Der Panorama-Publikumspreis wurde in den Kategorien "Spielfilm" und "Dokumentarfilm" vergeben. Die höchsten positiven Stimmenzahlen konnten die spannungsreiche, spanisch-französisch-mexikanische Koproduktion "También la lluvia (Even The Rain)" von Icíar Bollaínder, die dem Publikum die gravierenden Probleme der indigenen Bevölkerung in Bolivien auf innovative Art ans Herz legt, und der Dokumentarfilm "Im Himmel, Unter der Erde. Der Jüdische Friedhof Weißensee" von Britta Wauer auf sich ziehen.

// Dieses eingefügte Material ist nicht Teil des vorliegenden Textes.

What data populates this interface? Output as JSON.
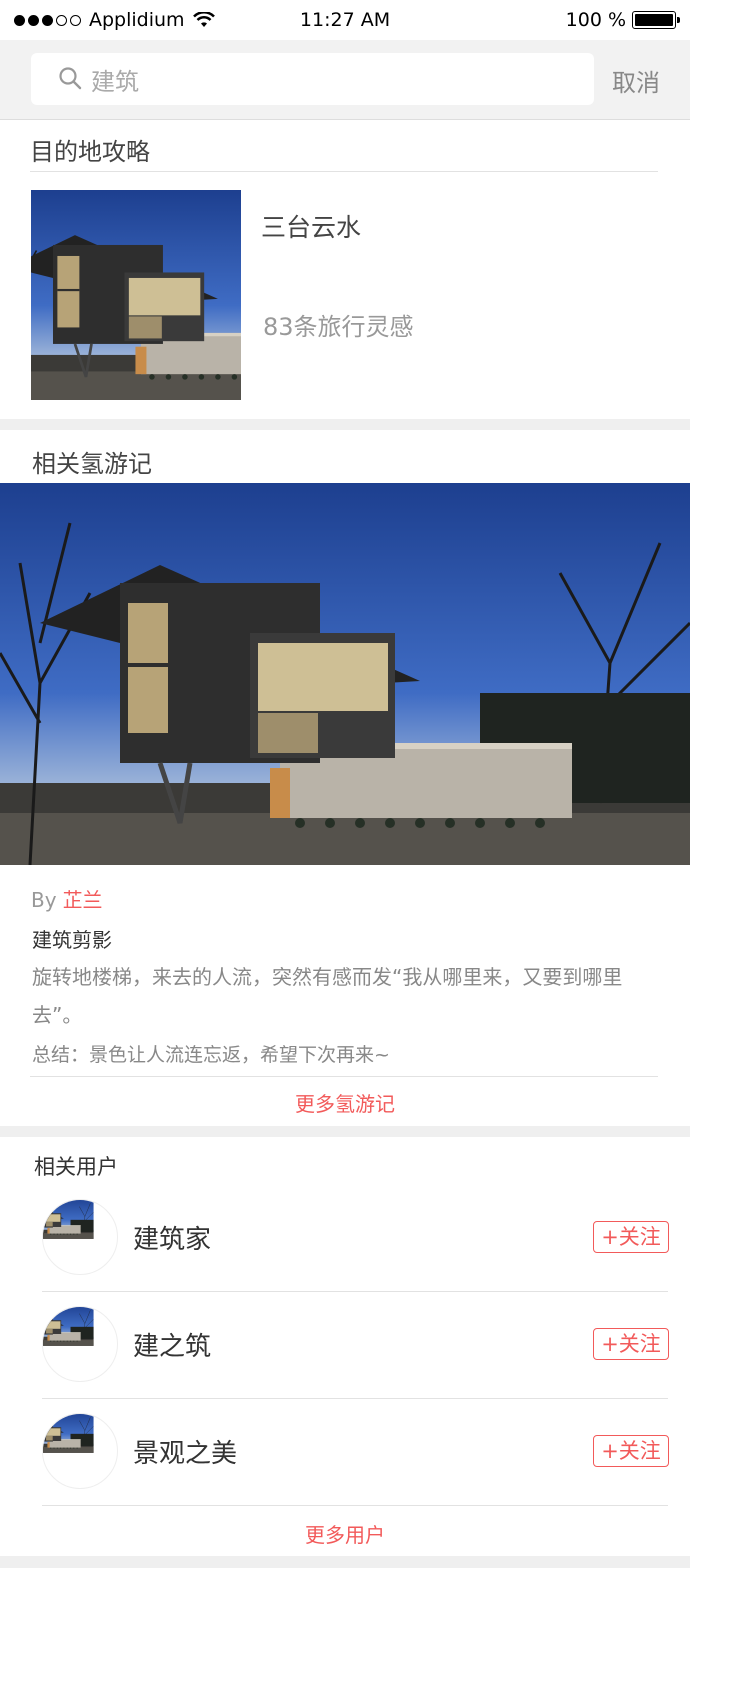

Ebenso auf bei den 61. Internationalen Filmfestspielen Berlin verliehen wurde der Femina Filmpreis 2011. Die Jury des 15. Femina Filmpreises hat am 19. Februar 2011 den mit 2.000 Euro dotierten Preis an die Kostümbildnerin Julia Brandes für das Kostümbild in dem Spielfilm "Lollipop Monster" von Ziska Riemann (Perspektive Deutsches Kino) vergeben.. Julia Brandes war überrascht und stolz, als sie den Preis entgegennahm: "Es ist extrem viel Herzblut in diesen Film geflossen - von allen. Wir haben alles gegeben. Und wenn dieses "Alles" gesehen und anerkannt wird, ist das toll. Der Femina Filmpreis ist eine riesengroße Auszeichnung und macht mich sehr stolz."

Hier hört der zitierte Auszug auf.